3. Work Related Sexual Harassment Doesn’t Have to Occur at Work
Whether you are seeking advice from a sexual harassment attorney in Los Angeles, or throughout the state, they can advise you on what to do if you are being sexually harassed off the clock. Note that the nature of the abuse must be “work related.” However, a supervisor knowing that they are abusing the capacity of being a supervisor that contacts a victim with harassing phone calls or texts outside of work may still be defined as work related.
4. Sexual Harassment Doesn’t Have to Be Motivated by Sexual Misconduct
The definition of sex is vast – it can include discrimination being based on gender, childbirth, pregnancy or gender identity. Facing negative repercussions because of these issues is prohibited.
What to do if You Are Facing Sexual Harassment
For my clients seeking help in Los Angeles, I would initially advise them to first seek guidance through their employee manual.
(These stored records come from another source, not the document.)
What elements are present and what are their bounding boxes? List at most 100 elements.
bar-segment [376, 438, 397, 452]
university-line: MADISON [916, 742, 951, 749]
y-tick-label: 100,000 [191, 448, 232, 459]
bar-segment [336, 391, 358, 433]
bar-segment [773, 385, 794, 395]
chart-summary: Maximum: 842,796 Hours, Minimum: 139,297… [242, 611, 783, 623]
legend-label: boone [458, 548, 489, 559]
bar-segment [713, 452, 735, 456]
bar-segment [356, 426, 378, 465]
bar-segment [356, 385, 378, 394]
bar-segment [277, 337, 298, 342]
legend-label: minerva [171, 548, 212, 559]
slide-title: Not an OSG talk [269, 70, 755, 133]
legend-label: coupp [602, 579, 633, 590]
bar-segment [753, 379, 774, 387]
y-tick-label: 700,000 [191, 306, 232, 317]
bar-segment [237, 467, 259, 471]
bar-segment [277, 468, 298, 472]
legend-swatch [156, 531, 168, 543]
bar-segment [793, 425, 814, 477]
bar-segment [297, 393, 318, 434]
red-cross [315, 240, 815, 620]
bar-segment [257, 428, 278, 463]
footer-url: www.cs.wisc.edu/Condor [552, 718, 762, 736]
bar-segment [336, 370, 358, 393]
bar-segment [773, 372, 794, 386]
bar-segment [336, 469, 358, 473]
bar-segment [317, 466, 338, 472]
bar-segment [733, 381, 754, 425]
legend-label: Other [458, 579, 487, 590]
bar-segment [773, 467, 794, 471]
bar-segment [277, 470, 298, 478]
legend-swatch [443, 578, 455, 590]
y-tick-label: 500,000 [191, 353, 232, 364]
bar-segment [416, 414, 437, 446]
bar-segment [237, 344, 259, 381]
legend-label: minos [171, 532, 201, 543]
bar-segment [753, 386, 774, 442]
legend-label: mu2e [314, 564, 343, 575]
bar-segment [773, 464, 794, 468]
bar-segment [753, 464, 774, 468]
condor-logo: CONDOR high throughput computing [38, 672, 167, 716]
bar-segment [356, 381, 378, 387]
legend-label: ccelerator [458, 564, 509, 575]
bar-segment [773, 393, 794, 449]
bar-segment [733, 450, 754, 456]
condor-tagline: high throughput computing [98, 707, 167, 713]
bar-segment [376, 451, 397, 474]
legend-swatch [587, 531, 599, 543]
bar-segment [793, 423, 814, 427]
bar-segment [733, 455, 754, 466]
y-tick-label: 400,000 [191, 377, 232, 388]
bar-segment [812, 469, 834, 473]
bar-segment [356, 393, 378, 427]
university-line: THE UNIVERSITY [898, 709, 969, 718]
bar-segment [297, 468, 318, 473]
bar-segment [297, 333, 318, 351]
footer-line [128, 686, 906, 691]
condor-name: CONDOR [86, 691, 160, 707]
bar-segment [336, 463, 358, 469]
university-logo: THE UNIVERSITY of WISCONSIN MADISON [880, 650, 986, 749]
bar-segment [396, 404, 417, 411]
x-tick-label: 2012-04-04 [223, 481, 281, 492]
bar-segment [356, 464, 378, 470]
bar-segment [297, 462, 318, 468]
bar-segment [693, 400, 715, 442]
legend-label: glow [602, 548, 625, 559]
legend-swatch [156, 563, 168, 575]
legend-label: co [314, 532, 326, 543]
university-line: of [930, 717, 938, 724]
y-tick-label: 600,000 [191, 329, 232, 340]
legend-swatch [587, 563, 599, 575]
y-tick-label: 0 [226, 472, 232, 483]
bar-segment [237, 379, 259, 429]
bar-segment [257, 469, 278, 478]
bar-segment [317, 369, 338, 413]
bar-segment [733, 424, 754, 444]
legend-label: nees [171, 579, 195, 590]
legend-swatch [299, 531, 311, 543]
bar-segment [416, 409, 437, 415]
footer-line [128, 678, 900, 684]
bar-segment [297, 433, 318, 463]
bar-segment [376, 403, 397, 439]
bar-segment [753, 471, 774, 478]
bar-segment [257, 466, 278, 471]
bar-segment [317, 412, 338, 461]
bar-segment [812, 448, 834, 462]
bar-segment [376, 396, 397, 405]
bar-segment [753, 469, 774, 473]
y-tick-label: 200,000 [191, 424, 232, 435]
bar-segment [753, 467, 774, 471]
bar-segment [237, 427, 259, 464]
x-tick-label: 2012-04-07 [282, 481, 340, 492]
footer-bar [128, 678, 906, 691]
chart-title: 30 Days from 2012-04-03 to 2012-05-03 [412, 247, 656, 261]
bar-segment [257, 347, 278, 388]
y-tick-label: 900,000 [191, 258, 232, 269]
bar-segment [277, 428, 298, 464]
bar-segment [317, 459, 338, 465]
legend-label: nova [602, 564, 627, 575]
If there is no advice on what to do, seek help from an employment lawyer in L.A.
You should report the misconduct to a supervisor, however it is advised to do so in writing, and keep a copy of the report for your own documentation. Document the nature and frequency of the conduct as well. Keep a record of the harassers name, a detailed description about what happened, and the date and time it occurred.
Finally, if you feel you have the basis of a sexual harassment case, seek the advice of a Los Angeles employment attorney. Note that the statute of limitations for sexual harassment claims may be shorter than you might expect, so a lawyer can help you sort the issue out. It is my belief that being treated with dignity in the workplace is not something that should be earned or bargained for, it is a right. California law and Burlington prove with legal precedent that the Federal and state courts agree.